[Stoneman's Raid, 1865 by Chris J. Hartley (John F. Blair, 2010). Cloth, 13 maps, photos, notes, appendices, bibliography, index. Pages main/total:410/529. ISBN:978-0-89587-377-4 $27.95]
Union Cavalry General George Stoneman is best known for his lackluster part in the ill fated 1863 Chancellorsville Campaign and his July 1864 defeat and capture during a Georgia raid, but his Civil War career did not end there, to the dismay of many. After his release from captivity later in the year, Stoneman led a pair of cavalry raids out of East Tennessee that served to partially redeem his reputation. The last, a destructive and eventful ride through southern Virginia and western North Carolina that began in Knoxville in March 1865 and ended 61 days later back in Tennessee, is the subject of Chris Hartley's definitive new study Stoneman's Raid, 1865.
To say that Hartley's account of the raid is detailed is a significant understatement. Stoneman's style as a raider was to reach a certain point then disperse his forces widely, reconcentrating at planned intervals before starting the process over at the next objective, a potentially dangerous strategy when vigorous opposition is present but effective against the kind of weak and scattered local defenses his approximately 4,000 man division encountered in Virginia and North Carolina in the war's final spring. In addition to extensive coverage of the planning stages and the difficulties in assembling a large strike force, the book minutely traces the general course of the raid as well as the path and events that occurred during each of the 'sub-raids'. These detached operations ranged in scale from brigade and regimental sized combat teams all the way down to squads and companies.
In addition to his coverage of military movements, skirmishes, and battles, Hartley amassed for his project a vast amount of manuscript material recorded by area residents and currently located in repositories spread across the country. The author was able to discover and incorporate into his narrative multiple civilian perspectives from seemingly every city, town, and village visited by the raiders, as well as individuals residing in farms and plantations encountered all along Stoneman's over 1,000 mile route. Both Unionist and Confederate lost property to the raiders, mostly horses and foodstuffs, but there was also a great deal of plundering of private homes for valuables. However, house burning appeared to be rare.

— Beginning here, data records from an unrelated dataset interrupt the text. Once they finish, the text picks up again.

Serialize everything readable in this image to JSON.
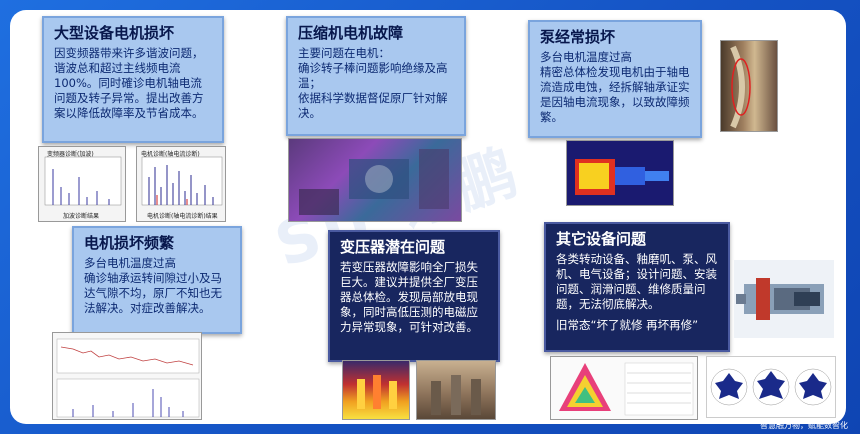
{
  "watermark": "SU 讯鹏",
  "footer": "智慧融万物，赋能数智化",
  "cards": {
    "motor_damage": {
      "title": "大型设备电机损坏",
      "body": "因变频器带来许多谐波问题，谐波总和超过主线频电流100%。同时確诊电机轴电流问题及转子异常。提出改善方案以降低故障率及节省成本。"
    },
    "compressor": {
      "title": "压缩机电机故障",
      "body": "主要问题在电机：\n确诊转子棒问题影响绝缘及高温；\n依据科学数据督促原厂针对解决。"
    },
    "pump": {
      "title": "泵经常损坏",
      "body": "多台电机温度过高\n精密总体检发现电机由于轴电流造成电蚀，经拆解轴承证实是因轴电流现象，以致故障频繁。"
    },
    "motor_frequent": {
      "title": "电机损坏频繁",
      "body": "多台电机温度过高\n确诊轴承运转间隙过小及马达气隙不均，原厂不知也无法解决。对症改善解决。"
    },
    "transformer": {
      "title": "变压器潜在问题",
      "body": "若变压器故障影响全厂损失巨大。建议并提供全厂变压器总体检。发现局部放电现象，同时高低压测的电磁应力异常现象，可针对改善。"
    },
    "other": {
      "title": "其它设备问题",
      "body": "各类转动设备、釉磨叽、泵、风机、电气设备；设计问题、安装问题、润滑问题、维修质量问题，无法彻底解决。",
      "tail": "旧常态“坏了就修 再坏再修”"
    }
  },
  "images": {
    "spectrum_left_title": "变频器诊断(加波)",
    "spectrum_left_caption": "加波诊断结果",
    "spectrum_right_title": "电机诊断(轴电流诊断)",
    "spectrum_right_caption": "电机诊断(轴电流诊断)结果"
  }
}
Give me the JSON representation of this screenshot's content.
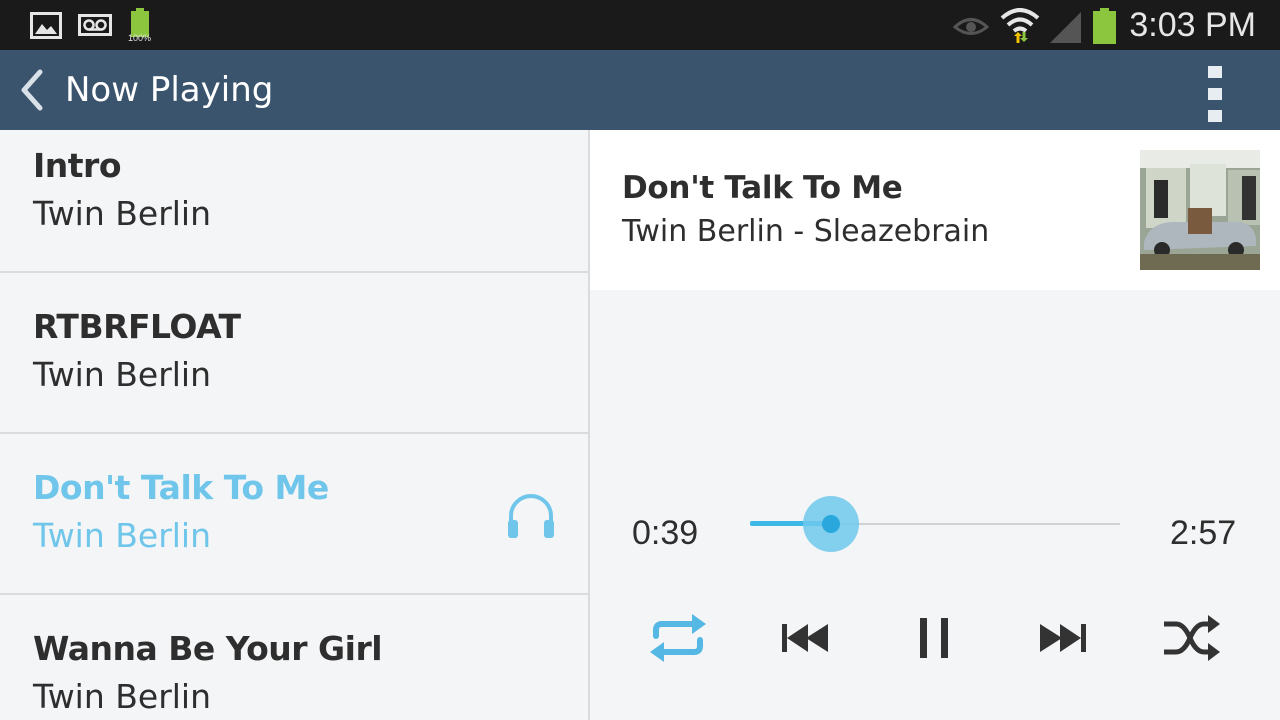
{
  "status_bar": {
    "time": "3:03 PM",
    "battery_percent": "100%",
    "icons": [
      "image-notification-icon",
      "voicemail-icon",
      "battery-charging-icon",
      "eye-icon",
      "wifi-icon",
      "signal-icon",
      "battery-icon"
    ]
  },
  "app_bar": {
    "title": "Now Playing",
    "back_icon": "chevron-left-icon",
    "menu_icon": "overflow-menu-icon"
  },
  "tracks": [
    {
      "title": "Intro",
      "artist": "Twin Berlin",
      "active": false
    },
    {
      "title": "RTBRFLOAT",
      "artist": "Twin Berlin",
      "active": false
    },
    {
      "title": "Don't Talk To Me",
      "artist": "Twin Berlin",
      "active": true
    },
    {
      "title": "Wanna Be Your Girl",
      "artist": "Twin Berlin",
      "active": false
    }
  ],
  "now_playing": {
    "title": "Don't Talk To Me",
    "subtitle": "Twin Berlin - Sleazebrain",
    "current_time": "0:39",
    "total_time": "2:57",
    "progress_fraction": 0.22
  },
  "controls": [
    "repeat-icon",
    "previous-icon",
    "pause-icon",
    "next-icon",
    "shuffle-icon"
  ],
  "colors": {
    "accent": "#3bb8e6",
    "active_text": "#6fc6ea",
    "app_bar": "#3b546d",
    "status_bar": "#1a1a1a"
  }
}
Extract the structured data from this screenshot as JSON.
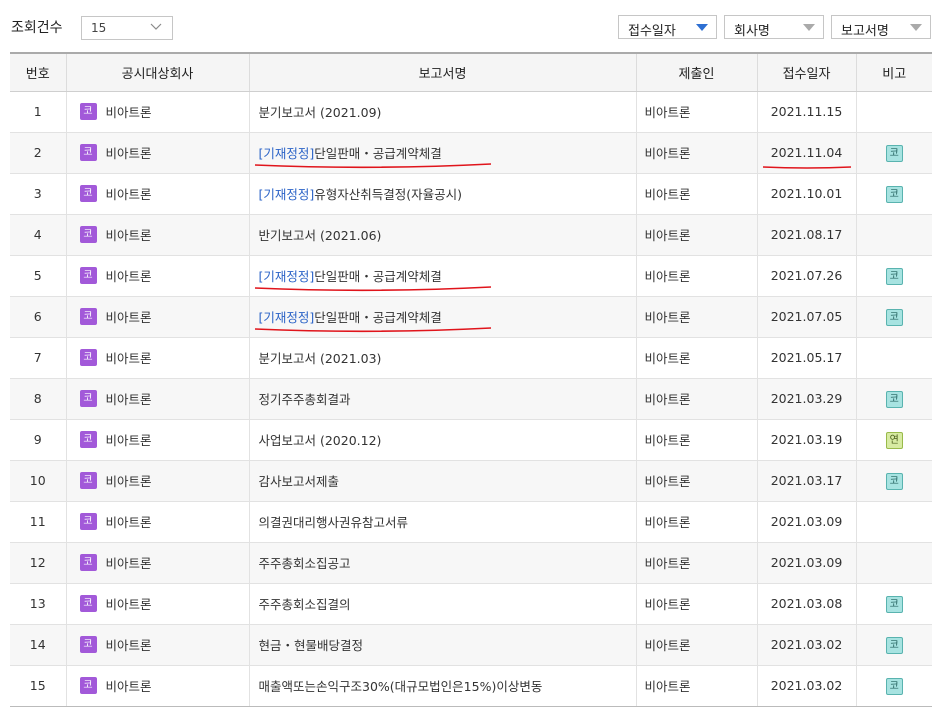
{
  "toolbar": {
    "count_label": "조회건수",
    "count_value": "15",
    "sort_options": [
      "접수일자",
      "회사명",
      "보고서명"
    ]
  },
  "columns": [
    "번호",
    "공시대상회사",
    "보고서명",
    "제출인",
    "접수일자",
    "비고"
  ],
  "rows": [
    {
      "no": "1",
      "market": "코",
      "company": "비아트론",
      "prefix": "",
      "report": "분기보고서 (2021.09)",
      "submitter": "비아트론",
      "date": "2021.11.15",
      "remark": ""
    },
    {
      "no": "2",
      "market": "코",
      "company": "비아트론",
      "prefix": "[기재정정]",
      "report": "단일판매・공급계약체결",
      "submitter": "비아트론",
      "date": "2021.11.04",
      "remark": "코"
    },
    {
      "no": "3",
      "market": "코",
      "company": "비아트론",
      "prefix": "[기재정정]",
      "report": "유형자산취득결정(자율공시)",
      "submitter": "비아트론",
      "date": "2021.10.01",
      "remark": "코"
    },
    {
      "no": "4",
      "market": "코",
      "company": "비아트론",
      "prefix": "",
      "report": "반기보고서 (2021.06)",
      "submitter": "비아트론",
      "date": "2021.08.17",
      "remark": ""
    },
    {
      "no": "5",
      "market": "코",
      "company": "비아트론",
      "prefix": "[기재정정]",
      "report": "단일판매・공급계약체결",
      "submitter": "비아트론",
      "date": "2021.07.26",
      "remark": "코"
    },
    {
      "no": "6",
      "market": "코",
      "company": "비아트론",
      "prefix": "[기재정정]",
      "report": "단일판매・공급계약체결",
      "submitter": "비아트론",
      "date": "2021.07.05",
      "remark": "코"
    },
    {
      "no": "7",
      "market": "코",
      "company": "비아트론",
      "prefix": "",
      "report": "분기보고서 (2021.03)",
      "submitter": "비아트론",
      "date": "2021.05.17",
      "remark": ""
    },
    {
      "no": "8",
      "market": "코",
      "company": "비아트론",
      "prefix": "",
      "report": "정기주주총회결과",
      "submitter": "비아트론",
      "date": "2021.03.29",
      "remark": "코"
    },
    {
      "no": "9",
      "market": "코",
      "company": "비아트론",
      "prefix": "",
      "report": "사업보고서 (2020.12)",
      "submitter": "비아트론",
      "date": "2021.03.19",
      "remark": "연"
    },
    {
      "no": "10",
      "market": "코",
      "company": "비아트론",
      "prefix": "",
      "report": "감사보고서제출",
      "submitter": "비아트론",
      "date": "2021.03.17",
      "remark": "코"
    },
    {
      "no": "11",
      "market": "코",
      "company": "비아트론",
      "prefix": "",
      "report": "의결권대리행사권유참고서류",
      "submitter": "비아트론",
      "date": "2021.03.09",
      "remark": ""
    },
    {
      "no": "12",
      "market": "코",
      "company": "비아트론",
      "prefix": "",
      "report": "주주총회소집공고",
      "submitter": "비아트론",
      "date": "2021.03.09",
      "remark": ""
    },
    {
      "no": "13",
      "market": "코",
      "company": "비아트론",
      "prefix": "",
      "report": "주주총회소집결의",
      "submitter": "비아트론",
      "date": "2021.03.08",
      "remark": "코"
    },
    {
      "no": "14",
      "market": "코",
      "company": "비아트론",
      "prefix": "",
      "report": "현금・현물배당결정",
      "submitter": "비아트론",
      "date": "2021.03.02",
      "remark": "코"
    },
    {
      "no": "15",
      "market": "코",
      "company": "비아트론",
      "prefix": "",
      "report": "매출액또는손익구조30%(대규모법인은15%)이상변동",
      "submitter": "비아트론",
      "date": "2021.03.02",
      "remark": "코"
    }
  ],
  "highlighted_rows": [
    2,
    5,
    6
  ],
  "highlighted_dates": [
    2
  ],
  "colors": {
    "annotation": "#e0141b",
    "correction_link": "#2b63c7",
    "market_badge": "#a259d9",
    "sort_active": "#2d6fd2"
  }
}
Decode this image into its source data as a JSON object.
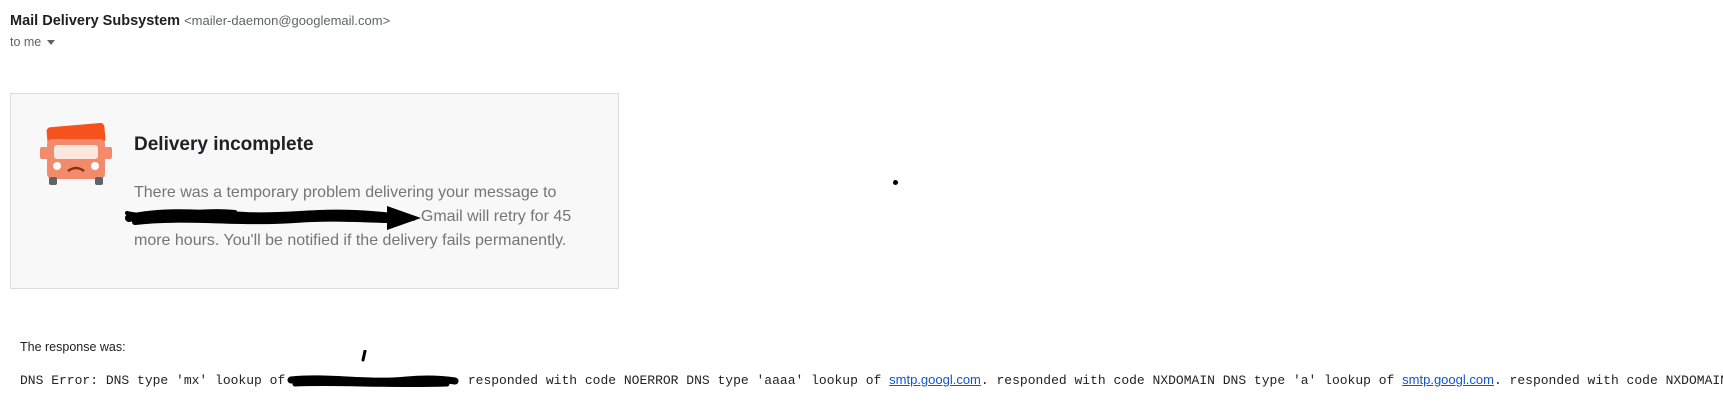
{
  "header": {
    "sender_name": "Mail Delivery Subsystem",
    "sender_email": "<mailer-daemon@googlemail.com>",
    "recipient": "to me"
  },
  "card": {
    "title": "Delivery incomplete",
    "line1": "There was a temporary problem delivering your message to",
    "line2_suffix": ". Gmail will retry for 45",
    "line3": "more hours. You'll be notified if the delivery fails permanently.",
    "icon": "delivery-truck-sad-icon",
    "icon_color": "#f5521e"
  },
  "response": {
    "label": "The response was:",
    "text1": "DNS Error: DNS type 'mx' lookup of ",
    "text2": " responded with code NOERROR DNS type 'aaaa' lookup of ",
    "link1": "smtp.googl.com",
    "text3": ". responded with code NXDOMAIN DNS type 'a' lookup of ",
    "link2": "smtp.googl.com",
    "text4": ". responded with code NXDOMAIN",
    "link_color": "#1155cc"
  }
}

The book's maps are a bit stark in appearance, but they effectively chart for the reader the course of the raiders and their many wide ranging detachments. A few tactical maps are present, limited to the larger scale fighting that occurred at places like Salisbury (April 12) and Morganton (April 17). A Union order of battle and strength estimates for the regiments that participated in the raid can also be found in the appendices.
In terms of physical destruction, the raid did what is set out to do, but questions remain about the justification of the raid and whether it altered the course of the war. It is clear from Hartley's analysis that the raid did not shorten the war at all, nor did it substantially impact the operations of the two primary enemy forces operating to the east (Robert E. Lee's Army of the Northern Virginia and Joe Johnston's ad-hoc army in North Carolina). In terms of the operation's necessity, Grant himself lamented that Stoneman was unable to set out months earlier with a smaller force. Instead the scale of the destruction wrought by Stoneman's Raid upon the railroads, bridges, mills and factories occurred too late to impact the fortunes of war, serving only to set back the region's postwar economic development by decades.
Always generating a great deal of interest among readers, cavalry raid studies comprise a large segment of the Civil War military literature, and Stoneman's Raid, 1865 ranks among the best of the genre. Exhaustively researched, and with an all embracing treatment of the subject, the book is also beautifully presented in a fine cloth edition. Stoneman's Raid, 1865 is excellent by any measure and is highly recommended.